As I've been reading, I've been running into a lot of examples from early SF in which exploring the ideas was paramount and as a result there are extensive lectures on the tech and its implications. Less so in modern fiction, which trends towards adventure with the majority of the tech left largely unexplored as part of the background. But even that fiction will foreground tech that has good plot implications.

As I'm writing about someone with an engineering background and a hacker's attitude, who is through the plot often faced with questions of "how does this work (and why did anyone chose to make it that way)?" I do want a good basic schema for how the place works...technology, cartography, society.

licensable from Vecteesy

First premise: interplanetary travel takes a real-world magnitude of energy. The energy generation of the civilization is several magnitudes above that, making casual interplanetary travel plausible. 

Second premise; the upper magnitudes of this power generation, starting from around interplanetary travel and moving up through interstellar, is only economically available from large fixed plants, which are effectively infinitely renewable but may need to be sited on the equivalent of a resource node.

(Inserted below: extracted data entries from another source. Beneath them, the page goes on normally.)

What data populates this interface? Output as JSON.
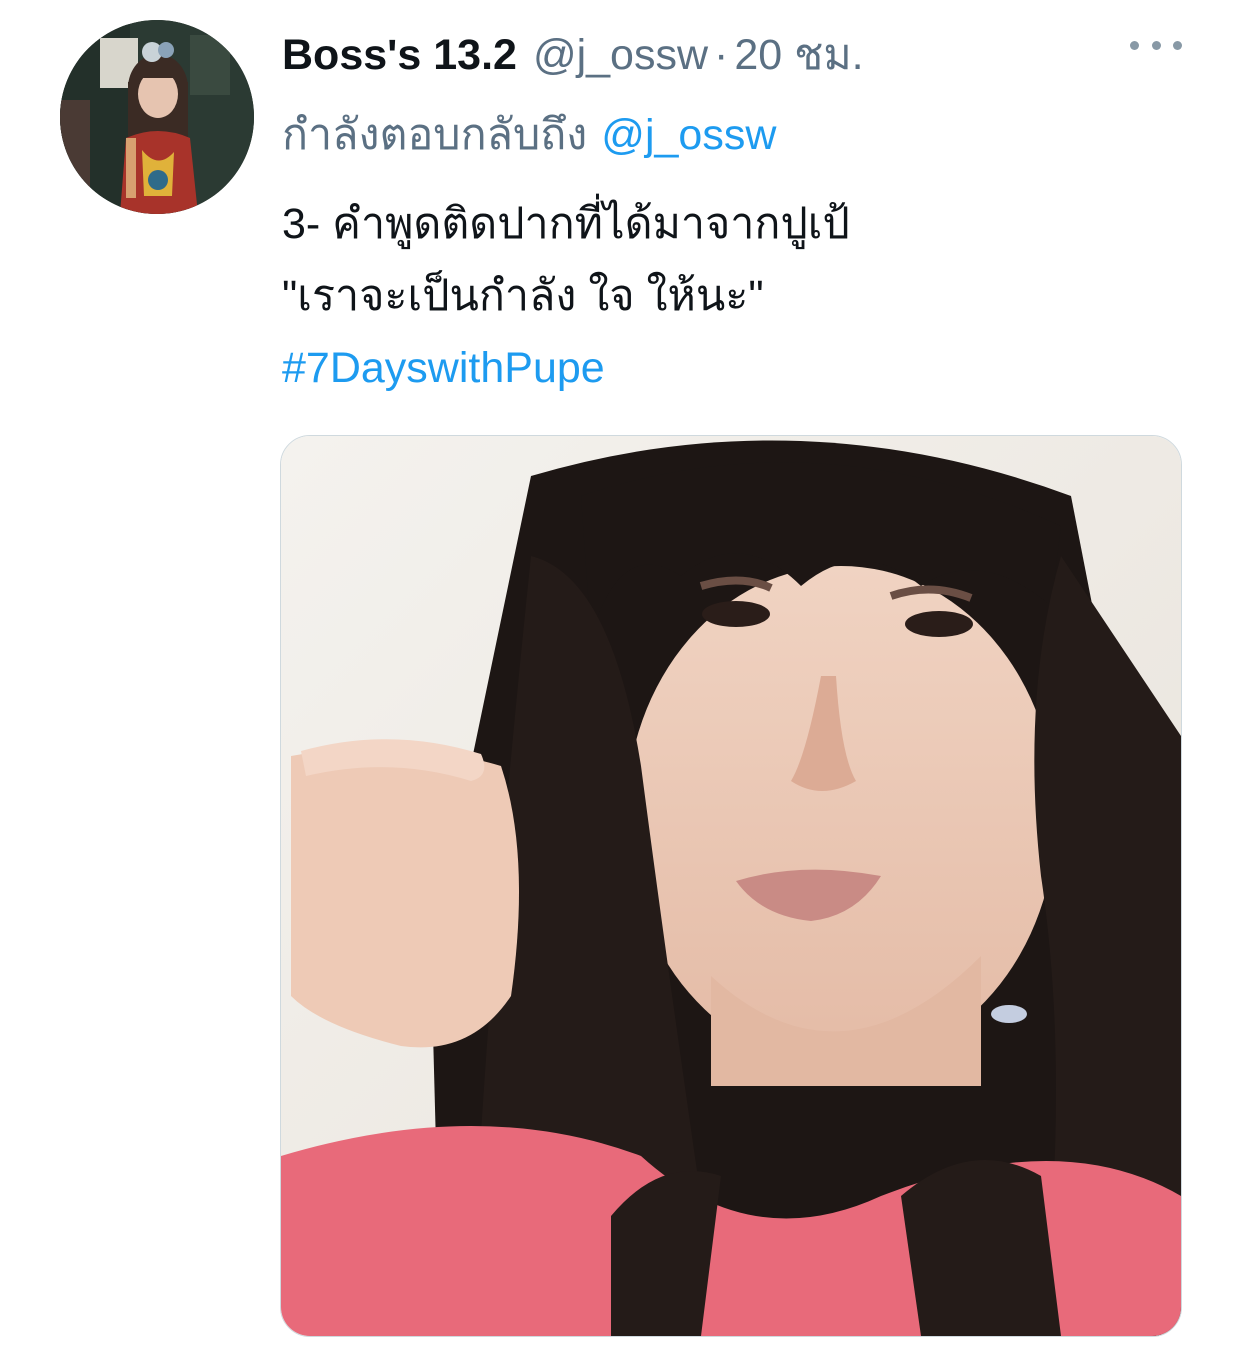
{
  "tweet": {
    "display_name": "Boss's 13.2",
    "handle": "@j_ossw",
    "separator": "·",
    "timestamp": "20 ชม.",
    "reply_prefix": "กำลังตอบกลับถึง",
    "reply_mention": "@j_ossw",
    "text_lines": [
      "3- คำพูดติดปากที่ได้มาจากปูเป้",
      "\"เราจะเป็นกำลัง ใจ ให้นะ\""
    ],
    "hashtag": "#7DayswithPupe"
  },
  "icons": {
    "more": "more-options-icon"
  },
  "colors": {
    "link": "#1d9bf0",
    "secondary_text": "#5b7083",
    "primary_text": "#0f1419"
  }
}
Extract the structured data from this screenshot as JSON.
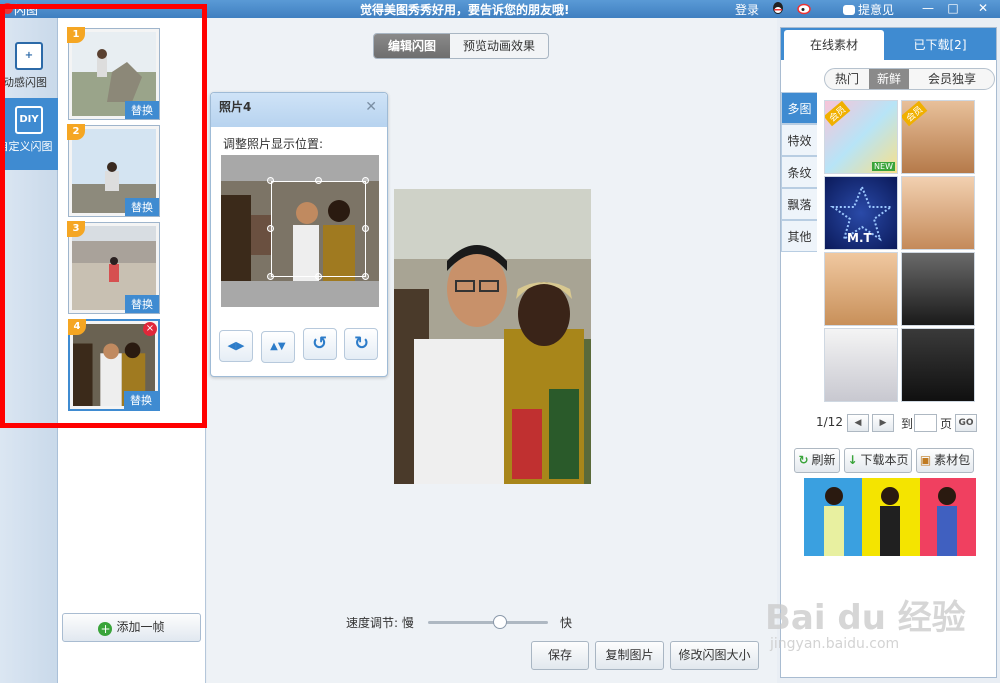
{
  "titlebar": {
    "app_title": "闪图",
    "slogan": "觉得美图秀秀好用，要告诉您的朋友哦!",
    "login": "登录",
    "feedback": "提意见",
    "minimize": "—",
    "maximize": "□",
    "close": "✕"
  },
  "tools": [
    {
      "icon": "+",
      "label": "动感闪图"
    },
    {
      "icon": "DIY",
      "label": "自定义闪图"
    }
  ],
  "frames": [
    {
      "num": "1",
      "replace": "替换"
    },
    {
      "num": "2",
      "replace": "替换"
    },
    {
      "num": "3",
      "replace": "替换"
    },
    {
      "num": "4",
      "replace": "替换",
      "delete": "×"
    }
  ],
  "add_frame": "添加一帧",
  "mode_tabs": {
    "edit": "编辑闪图",
    "preview": "预览动画效果"
  },
  "photo_panel": {
    "title": "照片4",
    "close": "✕",
    "hint": "调整照片显示位置:",
    "buttons": [
      "◀▶",
      "▲▼",
      "↺",
      "↻"
    ]
  },
  "speed": {
    "label": "速度调节: 慢",
    "fast": "快",
    "level": 0.6
  },
  "actions": {
    "save": "保存",
    "copy": "复制图片",
    "resize": "修改闪图大小"
  },
  "materials": {
    "tab_online": "在线素材",
    "tab_downloaded": "已下载[2]",
    "sub_tabs": [
      "热门",
      "新鲜",
      "会员独享"
    ],
    "categories": [
      "多图",
      "特效",
      "条纹",
      "飘落",
      "其他"
    ],
    "badges": {
      "member": "会员",
      "new": "NEW",
      "mt": "M.T"
    },
    "pager": {
      "page": "1/12",
      "goto": "到",
      "unit": "页",
      "go": "GO"
    },
    "refresh": "刷新",
    "download_page": "下载本页",
    "pack": "素材包"
  },
  "watermark": {
    "main": "Bai du 经验",
    "sub": "jingyan.baidu.com"
  }
}
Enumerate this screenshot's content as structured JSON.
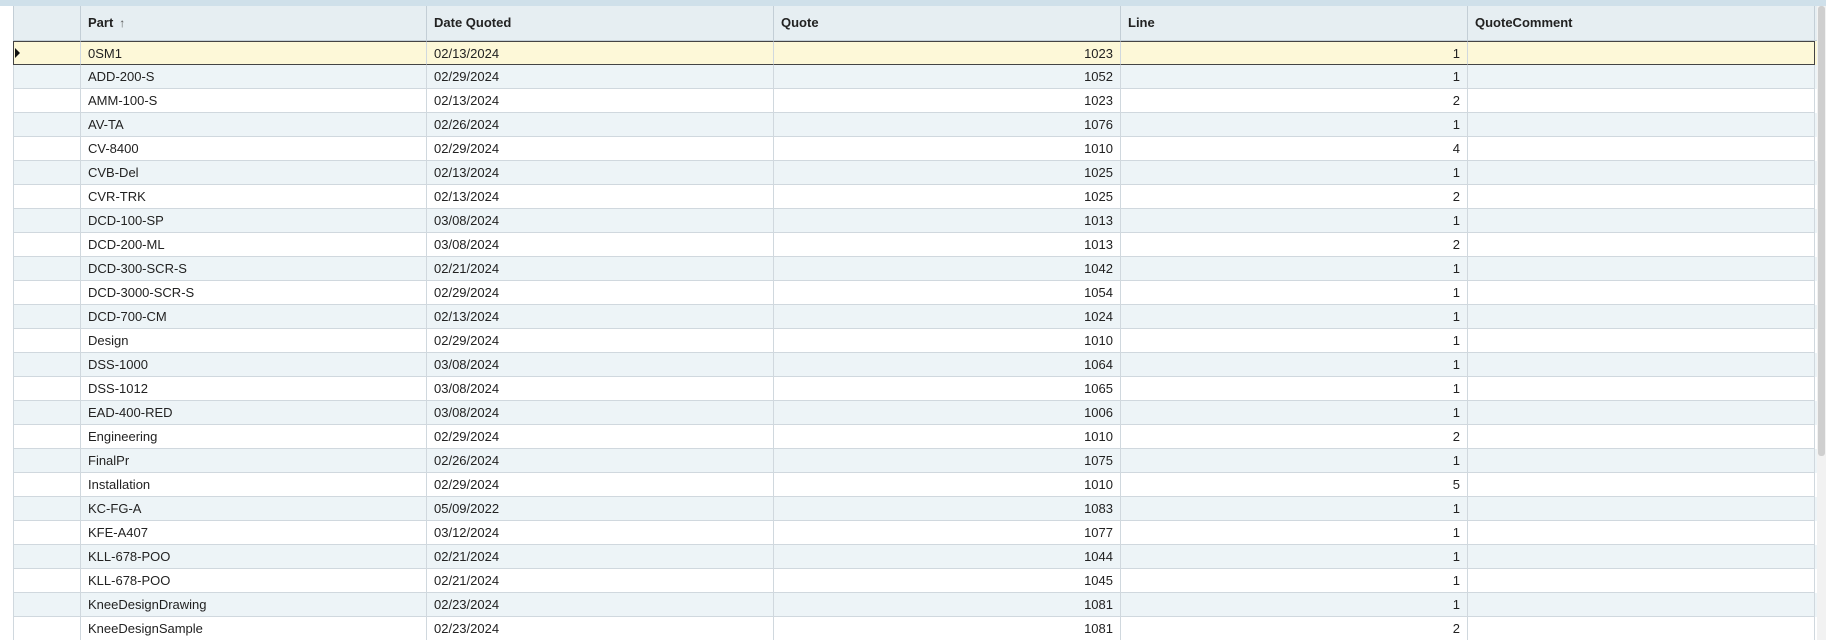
{
  "grid": {
    "columns": [
      {
        "label": ""
      },
      {
        "label": "Part",
        "sort_icon": "↑"
      },
      {
        "label": "Date Quoted"
      },
      {
        "label": "Quote"
      },
      {
        "label": "Line"
      },
      {
        "label": "QuoteComment"
      }
    ],
    "sort": {
      "column": "Part",
      "direction": "ascending",
      "icon": "sort-ascending-arrow-icon"
    },
    "current_row_index": 0,
    "vertical_scroll_position": 0.0,
    "rows": [
      {
        "part": "0SM1",
        "date": "02/13/2024",
        "quote": "1023",
        "line": "1",
        "comment": ""
      },
      {
        "part": "ADD-200-S",
        "date": "02/29/2024",
        "quote": "1052",
        "line": "1",
        "comment": ""
      },
      {
        "part": "AMM-100-S",
        "date": "02/13/2024",
        "quote": "1023",
        "line": "2",
        "comment": ""
      },
      {
        "part": "AV-TA",
        "date": "02/26/2024",
        "quote": "1076",
        "line": "1",
        "comment": ""
      },
      {
        "part": "CV-8400",
        "date": "02/29/2024",
        "quote": "1010",
        "line": "4",
        "comment": ""
      },
      {
        "part": "CVB-Del",
        "date": "02/13/2024",
        "quote": "1025",
        "line": "1",
        "comment": ""
      },
      {
        "part": "CVR-TRK",
        "date": "02/13/2024",
        "quote": "1025",
        "line": "2",
        "comment": ""
      },
      {
        "part": "DCD-100-SP",
        "date": "03/08/2024",
        "quote": "1013",
        "line": "1",
        "comment": ""
      },
      {
        "part": "DCD-200-ML",
        "date": "03/08/2024",
        "quote": "1013",
        "line": "2",
        "comment": ""
      },
      {
        "part": "DCD-300-SCR-S",
        "date": "02/21/2024",
        "quote": "1042",
        "line": "1",
        "comment": ""
      },
      {
        "part": "DCD-3000-SCR-S",
        "date": "02/29/2024",
        "quote": "1054",
        "line": "1",
        "comment": ""
      },
      {
        "part": "DCD-700-CM",
        "date": "02/13/2024",
        "quote": "1024",
        "line": "1",
        "comment": ""
      },
      {
        "part": "Design",
        "date": "02/29/2024",
        "quote": "1010",
        "line": "1",
        "comment": ""
      },
      {
        "part": "DSS-1000",
        "date": "03/08/2024",
        "quote": "1064",
        "line": "1",
        "comment": ""
      },
      {
        "part": "DSS-1012",
        "date": "03/08/2024",
        "quote": "1065",
        "line": "1",
        "comment": ""
      },
      {
        "part": "EAD-400-RED",
        "date": "03/08/2024",
        "quote": "1006",
        "line": "1",
        "comment": ""
      },
      {
        "part": "Engineering",
        "date": "02/29/2024",
        "quote": "1010",
        "line": "2",
        "comment": ""
      },
      {
        "part": "FinalPr",
        "date": "02/26/2024",
        "quote": "1075",
        "line": "1",
        "comment": ""
      },
      {
        "part": "Installation",
        "date": "02/29/2024",
        "quote": "1010",
        "line": "5",
        "comment": ""
      },
      {
        "part": "KC-FG-A",
        "date": "05/09/2022",
        "quote": "1083",
        "line": "1",
        "comment": ""
      },
      {
        "part": "KFE-A407",
        "date": "03/12/2024",
        "quote": "1077",
        "line": "1",
        "comment": ""
      },
      {
        "part": "KLL-678-POO",
        "date": "02/21/2024",
        "quote": "1044",
        "line": "1",
        "comment": ""
      },
      {
        "part": "KLL-678-POO",
        "date": "02/21/2024",
        "quote": "1045",
        "line": "1",
        "comment": ""
      },
      {
        "part": "KneeDesignDrawing",
        "date": "02/23/2024",
        "quote": "1081",
        "line": "1",
        "comment": ""
      },
      {
        "part": "KneeDesignSample",
        "date": "02/23/2024",
        "quote": "1081",
        "line": "2",
        "comment": ""
      }
    ]
  },
  "colors": {
    "header_bg": "#e6eef2",
    "row_alt_bg": "#edf4f7",
    "row_current_bg": "#fdf8d8",
    "gridline": "#d0d8de"
  }
}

(Basically, we're tapping a natural wormhole for power. With a large costly plant.)

So there's two big trickle-downs from this. One is a civilization in the region of Kardashav-1, post-scarcity in terms of energy. Not enough energy to remove the need for "manual" manufacturing, resource extraction, basically an industrial base. It is not economical to transmute or nano-fabricate or otherwise do away with the physical infrastructure of an industrialized society.

The second is that since other methods of power generation fall several magnitudes below what these power plants can provide, the middle space between "takes so little power you can slap a solar cell on it" and "flies to the next star system with a load of cargo" is dominated by the logics of energy transport, not energy production.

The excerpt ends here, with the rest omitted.